Not all the cast were this inexperienced, of course, and I’m not just talking about Forry Ackerman’s 210 bit parts. Another victim of Richard Cheese at the Sweet Holy Mama Therapy Clinic is Conrad Brooks, a legendary Z-movie actor, best known for playing a cop in Plan 9 from Outer Space. He made a bunch of pictures for Ed Wood and also worked for Coleman Francis on The Beast of Yucca Flats in 1961, before calling it quits on his screen career. It was Pirro who talked him back for his debut, A Polish Vampire in Burbank, and he’s appeared in many of Pirro’s films since. He’d also go on to work for other modern day B-movie legends, such as Fred Olen Ray, David DeCoteau and Donald G. Jackson, among many others, in a filmography that is packed full of movies with outrageous names that are either awesome or awful or both. Ackerman may not have seen Dr. Horror’s Erotic House of Idiots, The Saturn Avenger vs. The Terror Robot or Test Tube Teens from the Year 2000, but he would happily have done so and probably enjoyed the heck out of them.

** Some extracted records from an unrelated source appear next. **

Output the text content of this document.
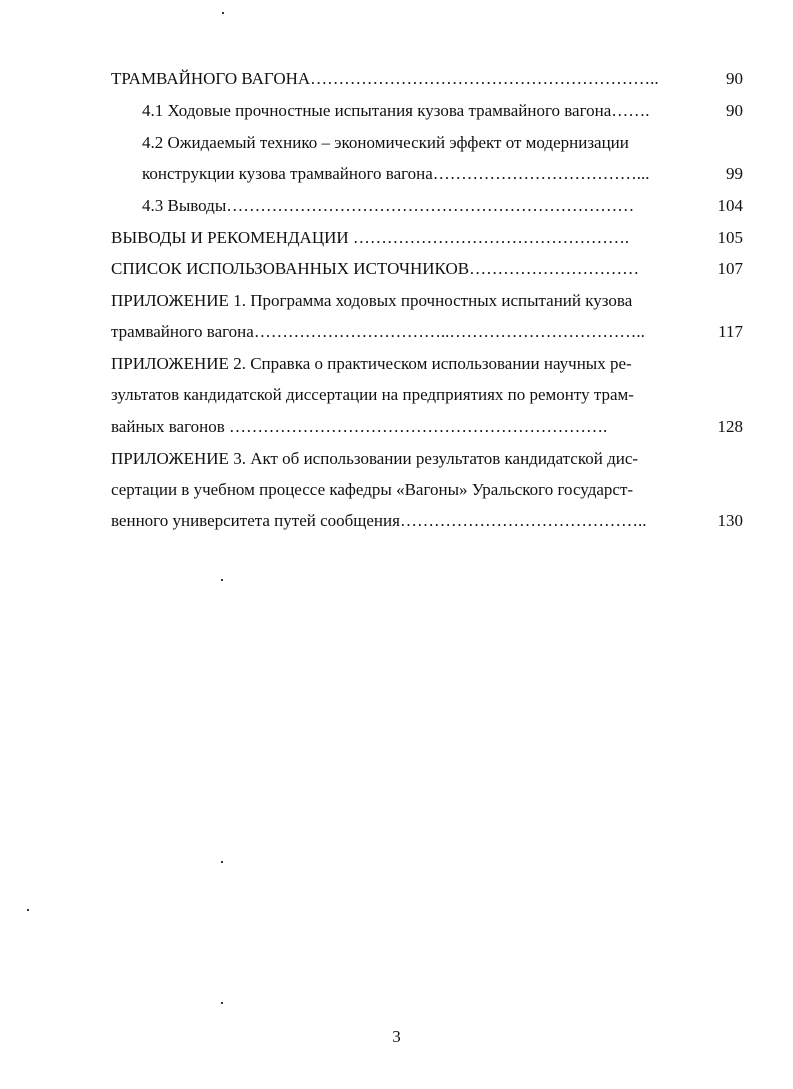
ТРАМВАЙНОГО ВАГОНА……………………………………………………..	90
4.1 Ходовые прочностные испытания кузова трамвайного вагона…….	90
4.2 Ожидаемый технико – экономический эффект от модернизации
конструкции кузова трамвайного вагона………………………………...	99
4.3 Выводы………………………………………………………………	104
ВЫВОДЫ И РЕКОМЕНДАЦИИ ………………………………………….	105
СПИСОК ИСПОЛЬЗОВАННЫХ ИСТОЧНИКОВ…………………………	107
ПРИЛОЖЕНИЕ 1. Программа ходовых прочностных испытаний кузова
трамвайного вагона……………………………..……………………………..	117
ПРИЛОЖЕНИЕ 2. Справка о практическом использовании научных ре-
зультатов кандидатской диссертации на предприятиях по ремонту трам-
вайных вагонов ………………………………………………………….	128
ПРИЛОЖЕНИЕ 3. Акт об использовании результатов кандидатской дис-
сертации в учебном процессе кафедры «Вагоны» Уральского государст-
венного университета путей сообщения……………………………………..	130
3
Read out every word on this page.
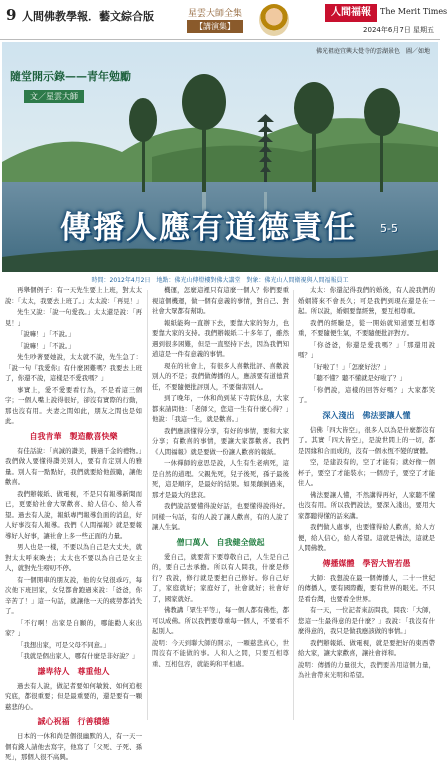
9 人間佛教學報．藝文綜合版	星雲大師全集
【講演集】
人間福報	The Merit Times
2024年6月7日 星期五
佛光祖庭宜興大覺寺的雲湖景色　圖／如地
隨堂開示錄——青年勉勵
文／星雲大師
傳播人應有道德責任 5-5
時間：2012年4月2日　地點：佛光山傳燈樓對佛大講堂　對象：佛光山人間衛視與人間福報員工

再舉個例子：有一天先生要上上班，對太太說：「太太，我要去上班了。」太太說：「再見！」

先生又說：「說一句愛我。」太太還是說：「再見！」

「說嘛！」「不說。」

「說嘛！」「不說。」

先生吵著要她說，太太就不說，先生急了：「說一句『我愛你』有什麼困難嗎？我要去上班了，你還不說，這樣是不愛我嗎？」

事實上，愛不愛要看行為，不是看這三個字；一個人嘴上說得很好，卻沒有實際的行動，那也沒有用。夫妻之間如此，朋友之間也是如此。

自我肯華　製造歡喜快樂

有佳話說：「真誠的讚美，勝過千金的禮物。」我們做人要懂得讚美別人，要有肯定別人的雅量。別人有一點點好，我們就要給他鼓勵，讓他歡喜。

我們辦報紙、做電視，不是只有報導新聞而已，更要給社會大眾歡喜、給人信心、給人希望。過去有人說，報紙專門報導負面的消息，好人好事沒有人報導。我們《人間福報》就是要報導好人好事，讓社會上多一些正面的力量。

男人也是一樣，不要以為自己是大丈夫，就對太太呼來喚去；太太也不要以為自己是女主人，就對先生嘮叨不停。

有一個開車的朋友說，他的女兒很乖巧，每次他下班回家，女兒都會跑過來說：「爸爸，你辛苦了！」這一句話，就讓他一天的疲勞都消失了。

「不行啊！出家是自願的，哪能勸人來出家？」

「我想出家，可是父母不同意。」

「我就是個出家人，哪有什麼是非好說？」

謙卑待人　尊重他人

過去有人說，做記者要如何敏銳、如何追根究底，都很重要；但是最重要的，還是要有一顆慈悲的心。

誠心祝福　行善積德

日本的一休和尚是個很幽默的人，有一天一個有錢人請他去寫字，他寫了「父死、子死、孫死」，那個人很不高興。

機運，怎麼這裡只有這麼一個人？你們要重視這個機運，做一個有意義的事情，對自己、對社會大眾都有幫助。

報紙能夠一直辦下去，要靠大家的努力，也要靠大家的支持。我們辦報紙二十多年了，雖然遇到很多困難，但是一直堅持下去，因為我們知道這是一件有意義的事情。

現在的社會上，有很多人喜歡批評、喜歡說別人的不是；我們做傳播的人，應該要有道德責任，不要隨便批評別人，不要傷害別人。

到了晚年，一休和尚到某下寺院休息，大家都來請問他：「老師父，您這一生有什麼心得？」他說：「我這一生，就是歡喜。」

我們應該懂得分享，有好的事情，要和大家分享；有歡喜的事情，要讓大家都歡喜。我們《人間福報》就是要做一份讓人歡喜的報紙。

一休禪師的意思是說，人生有生老病死，這是自然的道理。父親先死，兒子後死，孫子最後死，這是順序，是最好的結果。如果顛倒過來，那才是最大的悲哀。

我們說話要懂得說好話，也要懂得說得好。同樣一句話，有的人說了讓人歡喜，有的人說了讓人生氣。

僧口萬人　自我健全做起

愛自己，就要當下要尊敬自己，人生是自己的，要自己去承擔。所以有人問我，什麼是修行？我說，修行就是要把自己修好。你自己好了，家庭就好；家庭好了，社會就好；社會好了，國家就好。

佛教講「眾生平等」，每一個人都有佛性，都可以成佛。所以我們要尊重每一個人，不要看不起別人。

說明：今天到聯大師的開示，一顆慈悲真心，世間沒有不能做的事。人和人之間，只要互相尊重、互相包容，就能夠和平相處。

太太：你還記得我們的婚後，有人說我們的婚姻將來不會長久；可是我們到現在還是在一起。所以說，婚姻要靠經營，要互相尊重。

我們的經驗是，從一開始就知道要互相尊重，不要隨便生氣，不要隨便批評對方。

「你爸爸，你還是愛我嗎？」「那還用說嗎？」

「好啦了！」「怎麼好法？」

「聽不懂？聽不懂就是好啦了？」

「你們說，這樣的回答好嗎？」大家都笑了。

深入淺出　佛法要讓人懂

信佛「四大皆空」，很多人以為是什麼都沒有了。其實「四大皆空」，是說世間上的一切，都是因緣和合而成的，沒有一個永恆不變的實體。

空，是建設有的，空了才能有；就好像一個杯子，要空了才能裝水；一個房子，要空了才能住人。

佛法要讓人懂，不然講得再好，人家聽不懂也沒有用。所以我們說法，要深入淺出，要用大家都聽得懂的話來講。

我們做人處事，也要懂得給人歡喜，給人方便，給人信心，給人希望。這就是佛法，這就是人間佛教。

傳播媒體　學習大智若愚

大師：我想說在最一個傳播人，二十一世紀的傳播人，要有國際觀，要有世界的眼光。不只是看台灣，也要看全世界。

有一天，一位記者來訪問我，問我：「大師，您這一生最得意的是什麼？」我說：「我沒有什麼得意的，我只是做我應該做的事情。」

我們辦報紙、做電視，就是要把好的東西帶給大家，讓大家歡喜，讓社會祥和。

說明：傳播的力量很大，我們要善用這個力量，為社會帶來光明和希望。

My reviews often act as recommendations, somehow even when I’m writing what I think are negative ones, but this film is going to polarise people without any commentary on quality. Some people are going to read this, be horrified that such a picture exists and make sure never to watch it. Others are going to seek it out just because they now know that it was made; I’m certainly going to lend it to the gay couple in my family who didn’t just enjoy The Gays but laughed uproariously at it. I’m sure that some won’t be able to buy into the fact that a feature shot on 8mm for $10,000 could contain anything of quality, but I’d suggest that there’s quite a lot, even in places you wouldn’t expect. Every werewolf movie has to have a transformation scene, for instance, and this one has the one you might expect, with Larry watching in horror as his wrists go limp, but it also has a very believable shot of fingernails extending, complete with bright red nail polish. It’s not Rick Baker’s An American Werewolf in London but I was still impressed.